Why Online Collaboration and Schooling Don't Mix Well

I was recently interviewed by David Weinberger for the Berkman Center's Radio Berkman program. We ended up talking a lot about the kinds of conditions that can promote successful online, collaborative learning environments in schools. (Link to the podcast)
David has a great insight at the end about the disjunction between norms in formal learning environments and conditions that promote successful online collaborations:

DW: No, but I wonder whether our experience with wikis is in fact showing that wikis by themselves do not enable collaboration. I’m thinking again anecdotally about the successful wikis and business and outside of business, the ones that have worked have not been, as far as I know, not purely open, everybody equal, everybody equally involved.

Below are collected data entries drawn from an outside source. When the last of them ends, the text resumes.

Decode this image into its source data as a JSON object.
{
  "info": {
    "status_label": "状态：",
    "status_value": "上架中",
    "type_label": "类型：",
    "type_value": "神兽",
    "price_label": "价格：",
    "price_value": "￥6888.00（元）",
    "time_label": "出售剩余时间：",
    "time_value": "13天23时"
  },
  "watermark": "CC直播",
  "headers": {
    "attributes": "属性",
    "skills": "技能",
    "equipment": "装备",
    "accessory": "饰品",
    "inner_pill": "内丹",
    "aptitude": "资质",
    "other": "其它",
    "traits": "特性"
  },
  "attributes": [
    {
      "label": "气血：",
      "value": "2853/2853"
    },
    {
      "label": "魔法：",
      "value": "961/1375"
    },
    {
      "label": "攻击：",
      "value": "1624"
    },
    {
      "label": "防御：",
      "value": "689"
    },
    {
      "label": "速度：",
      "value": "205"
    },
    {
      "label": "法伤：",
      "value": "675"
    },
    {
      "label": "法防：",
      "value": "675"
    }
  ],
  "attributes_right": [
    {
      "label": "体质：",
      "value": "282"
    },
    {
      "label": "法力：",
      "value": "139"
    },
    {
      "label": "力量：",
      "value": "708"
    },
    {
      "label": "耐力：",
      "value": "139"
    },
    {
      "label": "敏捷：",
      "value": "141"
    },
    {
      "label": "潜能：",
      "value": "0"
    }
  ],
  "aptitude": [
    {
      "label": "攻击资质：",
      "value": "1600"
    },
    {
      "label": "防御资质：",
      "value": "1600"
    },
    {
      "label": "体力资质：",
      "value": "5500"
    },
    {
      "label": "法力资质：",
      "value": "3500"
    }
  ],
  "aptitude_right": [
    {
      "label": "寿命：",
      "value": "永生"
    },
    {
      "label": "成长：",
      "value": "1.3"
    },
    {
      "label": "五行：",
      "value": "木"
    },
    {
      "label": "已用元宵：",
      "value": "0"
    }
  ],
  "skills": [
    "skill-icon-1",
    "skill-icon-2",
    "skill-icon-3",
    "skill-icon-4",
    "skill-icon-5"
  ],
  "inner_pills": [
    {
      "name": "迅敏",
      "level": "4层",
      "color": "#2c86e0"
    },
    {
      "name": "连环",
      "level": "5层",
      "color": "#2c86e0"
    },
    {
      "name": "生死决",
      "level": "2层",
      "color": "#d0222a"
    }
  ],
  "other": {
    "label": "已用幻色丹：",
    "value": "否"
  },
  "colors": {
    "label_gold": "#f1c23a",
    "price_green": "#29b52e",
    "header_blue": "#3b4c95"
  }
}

They’ve often been – as friends of mine say, there’s a gardener involved, there’s somebody who is making sure that everything works. There’s somebody who feels primary responsibility and will take the actions required to make it a high quality wiki, not just a social experiment in openness. We’re actually trying to develop something that’s high quality. And in the classroom, there’s probably little experience of this. And it’s not a situation, given the way that we at least imagine classrooms running and imagine them running online, it’s not a situation in which one person assuming control – control is too strong, but the gardening position, the pruning of it – there’s no comfortable way for a student to do that because you will get the “Get your own damn page” kind of response. It’s not maybe a failure of our understanding of wikis.
 

Essentially, schools are designed to reward individual effort, and so there are strong incentives for students to protect and isolate their individual contributions and strong teacher incentives to "make everyone participate" equally. In fact, however, successful online collaborations may depend upon good leadership and a necessarily inegalitarian distribution of work.